One-in-Five U.S. Prisoners Who Face Assault Are Raped on First Day of Incarceration
From Alternet.com
One in five prisoners who are victims of assault are raped on their first day in prison. Let me repeat that. One in five are raped on their very first day of incarceration. And that doesn’t even begin to tell the whole story of prison rape. For example, contrary to popular myth, more prisoners reported sexual assaults involving prison staff (2.8 percent) than other inmates (2.1 percent). And women are more likely to be victimized than men.
Theses are only some of the findings of a newly released study by the Department of Justice’s Bureau of Justice Statistics (BJS) reports that 88,500 adults held in U.S. prisons and jails are sexually abused each year.
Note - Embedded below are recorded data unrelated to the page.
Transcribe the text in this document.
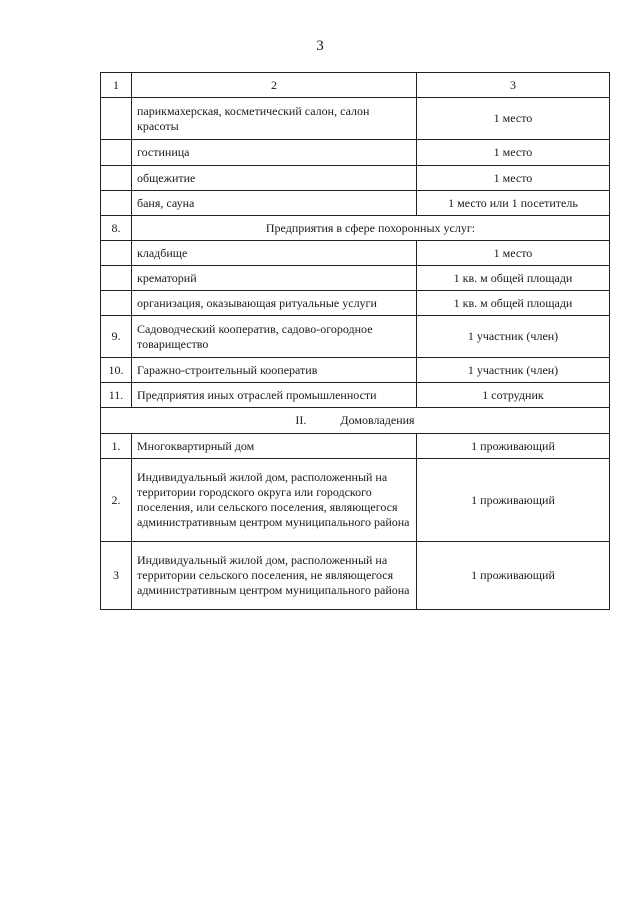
3
1	2	3
	парикмахерская, косметический салон, салон красоты	1 место
	гостиница	1 место
	общежитие	1 место
	баня, сауна	1 место или 1 посетитель
8.	Предприятия в сфере похоронных услуг:	
	кладбище	1 место
	крематорий	1 кв. м общей площади
	организация, оказывающая ритуальные услуги	1 кв. м общей площади
9.	Садоводческий кооператив, садово-огородное товарищество	1 участник (член)
10.	Гаражно-строительный кооператив	1 участник (член)
11.	Предприятия иных отраслей промышленности	1 сотрудник
II. Домовладения		
1.	Многоквартирный дом	1 проживающий
2.	Индивидуальный жилой дом, расположенный на территории городского округа или городского поселения, или сельского поселения, являющегося административным центром муниципального района	1 проживающий
3	Индивидуальный жилой дом, расположенный на территории сельского поселения, не являющегося административным центром муниципального района	1 проживающий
Meanwhile, Attorney General Eric Holder has already missed a deadline of June, 2010 to institute reforms mandated by a bipartisan commission created by the passage of the 2003 Prison Rape Elimination Act (signed by George W. Bush [Ed Note: with Jeff Sessions as co-sponsor in the Senate!]), reforms that could help prevent these nearly 88,500 individual tragediesfrom continuing unabated.
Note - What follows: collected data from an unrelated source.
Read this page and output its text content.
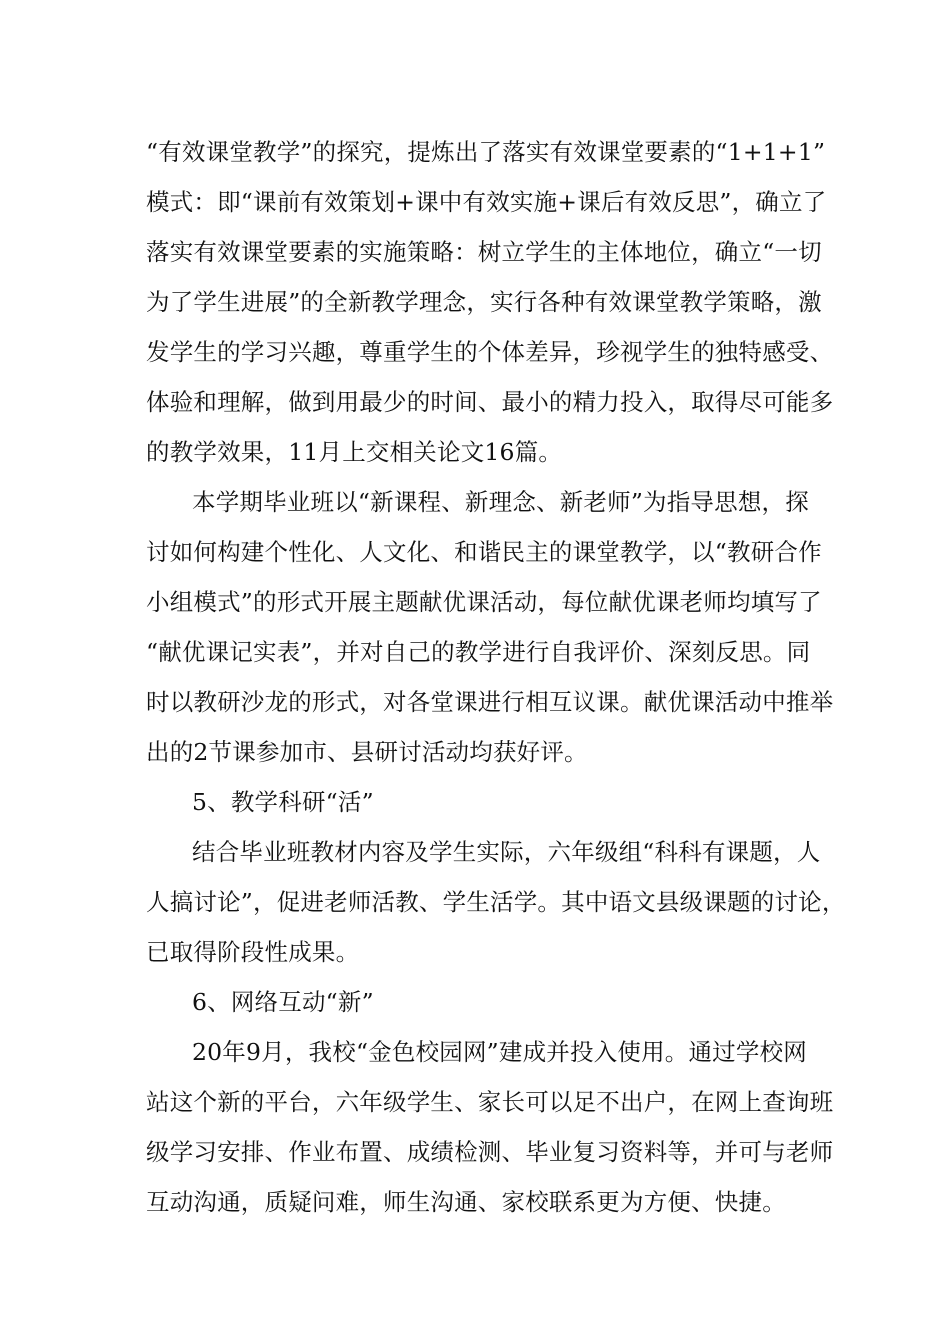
“有效课堂教学”的探究，提炼出了落实有效课堂要素的“1+1+1”
模式：即“课前有效策划+课中有效实施+课后有效反思”，确立了
落实有效课堂要素的实施策略：树立学生的主体地位，确立“一切
为了学生进展”的全新教学理念，实行各种有效课堂教学策略，激
发学生的学习兴趣，尊重学生的个体差异，珍视学生的独特感受、
体验和理解，做到用最少的时间、最小的精力投入，取得尽可能多
的教学效果，11月上交相关论文16篇。
本学期毕业班以“新课程、新理念、新老师”为指导思想，探
讨如何构建个性化、人文化、和谐民主的课堂教学，以“教研合作
小组模式”的形式开展主题献优课活动，每位献优课老师均填写了
“献优课记实表”，并对自己的教学进行自我评价、深刻反思。同
时以教研沙龙的形式，对各堂课进行相互议课。献优课活动中推举
出的2节课参加市、县研讨活动均获好评。
5、教学科研“活”
结合毕业班教材内容及学生实际，六年级组“科科有课题，人
人搞讨论”，促进老师活教、学生活学。其中语文县级课题的讨论，
已取得阶段性成果。
6、网络互动“新”
20年9月，我校“金色校园网”建成并投入使用。通过学校网
站这个新的平台，六年级学生、家长可以足不出户，在网上查询班
级学习安排、作业布置、成绩检测、毕业复习资料等，并可与老师
互动沟通，质疑问难，师生沟通、家校联系更为方便、快捷。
As Lovisa Stannow, Executive Director of Just Detention International put it, “Every day that the Attorney General doesn’t finalize the national standards is another day of anguish among prisoner rape survivors, of preventable safety breaches in prisons and jails, and of significant spending of taxpayers’ money on medical treatment, investigations, and litigation that could have been avoided.”
And if that doesn’t do it for you, maybe this will:
A similar youth survey, released in January, found that the abuse in juvenile facilities is even worse, with 12 percent of detainees reporting sexual assaults
This is simply unacceptable in 21st Century America.